Fresno State's Davante Adams scored twice as many touchdowns as Evans to lead the nation last season, and Adams checked into the combine at 6-1, 212 pounds.

"Oh, he's the best. He is the best guy," said Adams' quarterback, Derek Carr. "He'll definitely have one of, if not THE, highest verticals. If he needs to go catch the ball at the roof, he's going to go to the roof. I've seen the guy dunk and he's looking down into the rim. I don't think that's supposed to happen with how tall he is."

Adams went to Fresno State so that he could double as a basketball player, but found the workload onerous. So he chose football, but knows what basketball has done for his game.

"It makes it real easy to go up and get those 50-50 balls," he said. "That's why we were so effective in the red zone this season."

Adams led the nation with 131 catches and 24 touchdowns, and was second with 1,719 yards. His long speed has been questioned, but, Carr said, "He's going to come out here and shock some people with how he runs. Some people say he's not as fast on tape and stuff. I still haven't seen him get caught."
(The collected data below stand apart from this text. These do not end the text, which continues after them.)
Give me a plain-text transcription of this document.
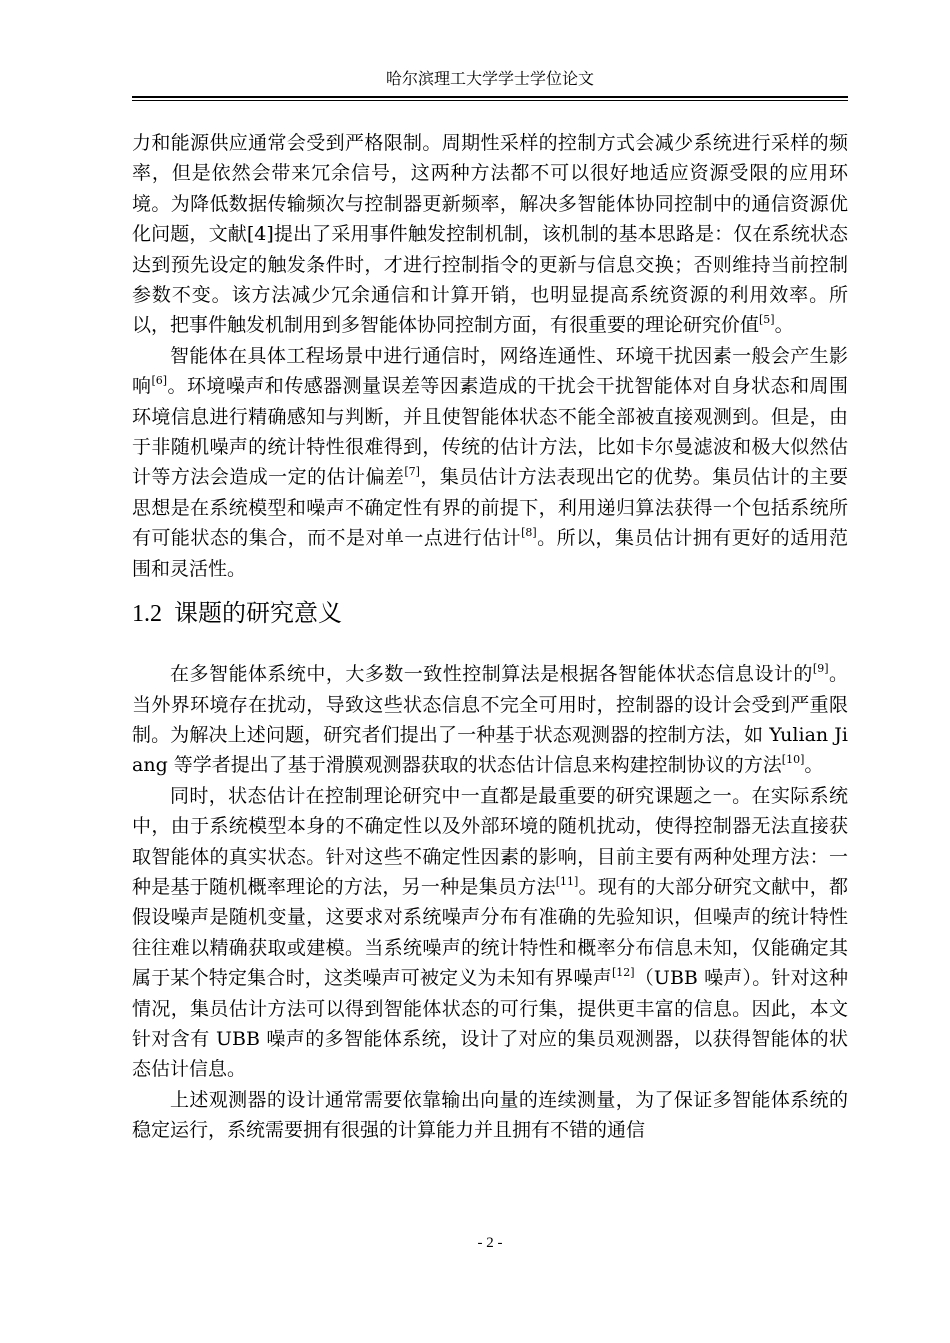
哈尔滨理工大学学士学位论文

力和能源供应通常会受到严格限制。周期性采样的控制方式会减少系统进行采样的频率，但是依然会带来冗余信号，这两种方法都不可以很好地适应资源受限的应用环境。为降低数据传输频次与控制器更新频率，解决多智能体协同控制中的通信资源优化问题，文献[4]提出了采用事件触发控制机制，该机制的基本思路是：仅在系统状态达到预先设定的触发条件时，才进行控制指令的更新与信息交换；否则维持当前控制参数不变。该方法减少冗余通信和计算开销，也明显提高系统资源的利用效率。所以，把事件触发机制用到多智能体协同控制方面，有很重要的理论研究价值[5]。

智能体在具体工程场景中进行通信时，网络连通性、环境干扰因素一般会产生影响[6]。环境噪声和传感器测量误差等因素造成的干扰会干扰智能体对自身状态和周围环境信息进行精确感知与判断，并且使智能体状态不能全部被直接观测到。但是，由于非随机噪声的统计特性很难得到，传统的估计方法，比如卡尔曼滤波和极大似然估计等方法会造成一定的估计偏差[7]，集员估计方法表现出它的优势。集员估计的主要思想是在系统模型和噪声不确定性有界的前提下，利用递归算法获得一个包括系统所有可能状态的集合，而不是对单一点进行估计[8]。所以，集员估计拥有更好的适用范围和灵活性。

1.2 课题的研究意义

在多智能体系统中，大多数一致性控制算法是根据各智能体状态信息设计的[9]。当外界环境存在扰动，导致这些状态信息不完全可用时，控制器的设计会受到严重限制。为解决上述问题，研究者们提出了一种基于状态观测器的控制方法，如 Yulian Jiang 等学者提出了基于滑膜观测器获取的状态估计信息来构建控制协议的方法[10]。

同时，状态估计在控制理论研究中一直都是最重要的研究课题之一。在实际系统中，由于系统模型本身的不确定性以及外部环境的随机扰动，使得控制器无法直接获取智能体的真实状态。针对这些不确定性因素的影响，目前主要有两种处理方法：一种是基于随机概率理论的方法，另一种是集员方法[11]。现有的大部分研究文献中，都假设噪声是随机变量，这要求对系统噪声分布有准确的先验知识，但噪声的统计特性往往难以精确获取或建模。当系统噪声的统计特性和概率分布信息未知，仅能确定其属于某个特定集合时，这类噪声可被定义为未知有界噪声[12]（UBB 噪声）。针对这种情况，集员估计方法可以得到智能体状态的可行集，提供更丰富的信息。因此，本文针对含有 UBB 噪声的多智能体系统，设计了对应的集员观测器，以获得智能体的状态估计信息。

上述观测器的设计通常需要依靠输出向量的连续测量，为了保证多智能体系统的稳定运行，系统需要拥有很强的计算能力并且拥有不错的通信

- 2 -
That's how another of the big receivers described his speed. Jordan Matthews caught 112 passes for 1,477 yards and 7 touchdowns last season at Vanderbilt to finish as college football's active leader in receiving yards with 3,759.

Still, the 6-3, 212-pound polished route-runner seems to be fading into the middle of the second round among the media's draft experts due to an apparent lack of speed.

Matthews has heard this, and disagrees. "I definitely have shown my explosiveness," he said. "The scouts have all watched the film. I've never been caught. I played four years of high school, four years of college, and I still haven't been caught. So I know where my speed is. I know on the field I'm one of the fastest guys in the country, if not the fastest with the ball in my hand."

Matthews said what drove him throughout his distinguished college career was his competitiveness. After all, his mom is Jerry Rice's first cousin.

"Being at Vanderbilt, we had a lot of adversity, we had a lot of change," Matthews said. "We had three head coaches, six different quarterbacks, three offensive coordinators, four wide receivers coaches. I think a lot more guys around the country played with a little bit more stability but I was able to adapt to change and I still came out one of the top of my field. So I think that's what's different about me. What carried me that whole time was always my competitiveness. The way I came to practice every day, the way I always had that chip on my shoulder since high school, I think has carried me to this point and will help me out moving on to the next level."

Allen Robinson (6-2 5/8, 220) of Penn State is another of the deep crop of big-bodied receivers who'll be available for the Steelers at pick 15, and possibly pick 46. But the Steelers know it doesn't take King Kong to score touchdowns.

Of their 18 red-zone touchdown receptions last season, Jerricho Cotchery scored eight and Emmanuel Sanders scored five. Cotchery added two more from the 20-yard line.

However, both red-zone leaders are potential free agents, with Sanders expected to sign elsewhere. Someone will need to pick up the slack, because, as Colbert said, "We have to make the most of the years that we have left with our franchise quarterback."